Pal Abantika, Mulumudy Rohith, Mitra Pralay
Department of Computer Science and Engineering, Indian Institute of Technology Kharagpur, Kharagpur, West Bengal, India.
Proteins. 2022 Mar;90(3):658-669. doi: 10.1002/prot.26263. Epub 2021 Oct 23.
Given a target protein structure, the prime objective of protein design is to find amino acid sequences that will fold/acquire to the given three-dimensional structure. The protein design problem belongs to the non-deterministic polynomial-time-hard class as sequence search space increases exponentially with protein length. To ensure better search space exploration and faster convergence, we propose a protein modularity-based parallel protein design algorithm. The modular architecture of the protein structure is exploited by considering an intermediate structural organization between secondary structure and domain defined as protein unit (PU). Here, we have incorporated a divide-and-conquer approach where a protein is split into PUs and each PU region is explored in a parallel fashion. It has been further analyzed that our shared memory implementation of modularity-based parallel sequence search leads to better search space exploration compared to the case of traditional full protein design. Sequence-based analysis on design sequences depicts an average of 39.7% sequence similarity on the benchmark data set. Structure-based comparison of the modeled structures of the design protein with the target structure exhibited an average root-mean-square deviation of 1.17 Å and an average template modeling score of 0.89. The selected modeled structures of the design protein sequences are validated using 100 ns molecular dynamics simulations where 80% of the proteins have shown better or similar stability to the respective target proteins. Our study informs that our modularity-based protein design algorithm can be extended to protein interaction design as well.
给定一个目标蛋白质结构,蛋白质设计的主要目标是找到能够折叠/获得给定三维结构的氨基酸序列。随着序列搜索空间随蛋白质长度呈指数增长,蛋白质设计问题属于非确定性多项式时间难问题。
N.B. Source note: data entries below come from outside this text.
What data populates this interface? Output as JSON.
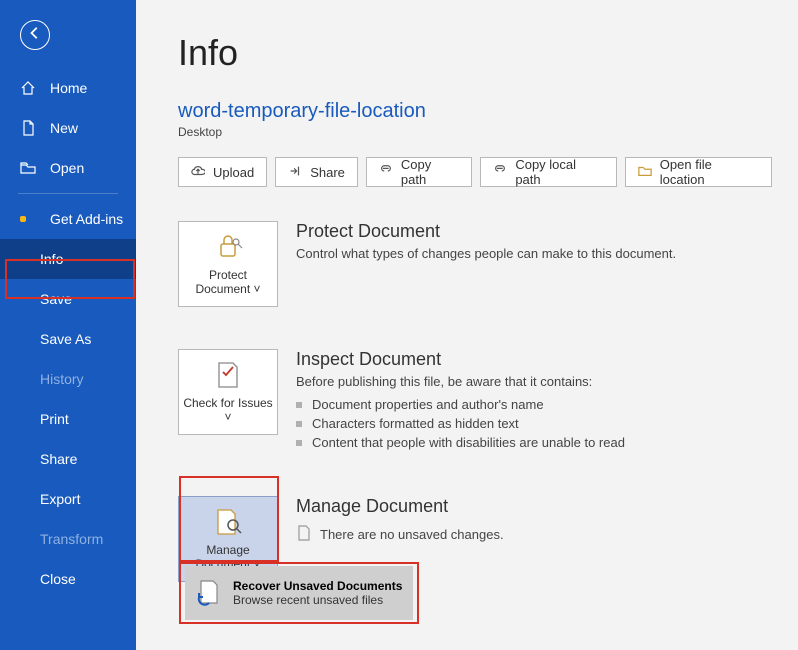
{
  "sidebar": {
    "items": [
      {
        "label": "Home"
      },
      {
        "label": "New"
      },
      {
        "label": "Open"
      },
      {
        "label": "Get Add-ins"
      },
      {
        "label": "Info"
      },
      {
        "label": "Save"
      },
      {
        "label": "Save As"
      },
      {
        "label": "History"
      },
      {
        "label": "Print"
      },
      {
        "label": "Share"
      },
      {
        "label": "Export"
      },
      {
        "label": "Transform"
      },
      {
        "label": "Close"
      }
    ]
  },
  "main": {
    "page_title": "Info",
    "doc_title": "word-temporary-file-location",
    "doc_location": "Desktop",
    "buttons": {
      "upload": "Upload",
      "share": "Share",
      "copy_path": "Copy path",
      "copy_local_path": "Copy local path",
      "open_file_location": "Open file location"
    },
    "protect": {
      "tile_label": "Protect Document",
      "title": "Protect Document",
      "desc": "Control what types of changes people can make to this document."
    },
    "inspect": {
      "tile_label": "Check for Issues",
      "title": "Inspect Document",
      "desc": "Before publishing this file, be aware that it contains:",
      "items": [
        "Document properties and author's name",
        "Characters formatted as hidden text",
        "Content that people with disabilities are unable to read"
      ]
    },
    "manage": {
      "tile_label": "Manage Document",
      "title": "Manage Document",
      "no_changes": "There are no unsaved changes."
    },
    "recover": {
      "title": "Recover Unsaved Documents",
      "sub": "Browse recent unsaved files"
    }
  },
  "colors": {
    "accent": "#185abd",
    "highlight": "#d93025",
    "tile_active_bg": "#c9d4ea"
  }
}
为了确保更好地探索搜索空间并实现更快的收敛,我们提出了一种基于蛋白质模块化的并行蛋白质设计算法。通过考虑二级结构和定义为蛋白质单元(PU)的结构域之间的中间结构组织,利用了蛋白质结构的模块化架构。在这里,我们采用了分治法,将蛋白质拆分为蛋白质单元,每个蛋白质单元区域以并行方式进行探索。进一步分析表明,与传统的全蛋白质设计相比,我们基于模块化的并行序列搜索的共享内存实现能够更好地探索搜索空间。对设计序列进行的基于序列的分析表明,在基准数据集上平均序列相似度为39.7%。设计蛋白质的建模结构与目标结构的基于结构的比较显示,平均均方根偏差为1.17 Å,平均模板建模分数为0.89。使用100 ns分子动力学模拟对设计蛋白质序列的选定建模结构进行了验证,其中80%的蛋白质对各自的目标蛋白质表现出更好或相似的稳定性。我们的研究表明,我们基于模块化的蛋白质设计算法也可以扩展到蛋白质相互作用设计。